Brown believes a beverage format sidesteps the deep-seated consumer debates that have surrounded plant-based meat. The hope is that a drink presents a simpler, more familiar, and less polarizing experience for shoppers.


The Roadmap Back to the Center of the Plate

The company’s broader ambition is for Immerse to serve as a welcoming entry point. By introducing new and lapsed consumers to the brand’s principles of taste, simple ingredients, and plant-based nutrition in an everyday beverage, the leadership aims to rebuild general trust. The ultimate, longer-term goal is to gently lead a portion of those beverage customers back toward trying the company’s original core products, such as plant-based patties and sausages, or as Brown puts it, back “to the center of the plate.”

In the immediate term, the company continues efforts to stabilize its legacy meat-alternative business by building out its frozen retail brand and expanding its presence in freezer aisles.

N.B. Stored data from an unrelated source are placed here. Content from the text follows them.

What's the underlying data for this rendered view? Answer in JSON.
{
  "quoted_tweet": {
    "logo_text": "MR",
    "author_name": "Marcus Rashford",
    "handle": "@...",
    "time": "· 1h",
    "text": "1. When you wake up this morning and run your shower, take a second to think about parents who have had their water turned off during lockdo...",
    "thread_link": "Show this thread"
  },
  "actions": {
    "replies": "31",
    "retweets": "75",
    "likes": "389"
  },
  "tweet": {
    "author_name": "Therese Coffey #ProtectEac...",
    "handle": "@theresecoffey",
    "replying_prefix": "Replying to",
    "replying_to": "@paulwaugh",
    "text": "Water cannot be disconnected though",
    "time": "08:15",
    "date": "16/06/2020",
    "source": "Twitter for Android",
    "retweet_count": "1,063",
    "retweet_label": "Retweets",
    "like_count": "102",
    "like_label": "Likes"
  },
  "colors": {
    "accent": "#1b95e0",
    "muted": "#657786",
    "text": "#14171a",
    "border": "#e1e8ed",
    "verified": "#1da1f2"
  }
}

A Thoughtful Market Entry Approach

The initial New York launch through Big Geyser indicates a deliberate go-to-market strategy. The distributor has a track record of successfully introducing new beverage concepts—from enhanced waters to sparkling juices—into the dense network of grocery stores, corner shops, and fitness centers across the New York metropolitan area. The company has also expanded the Immerse flavor range early, suggesting an effort to arrive in stores with a complete product line.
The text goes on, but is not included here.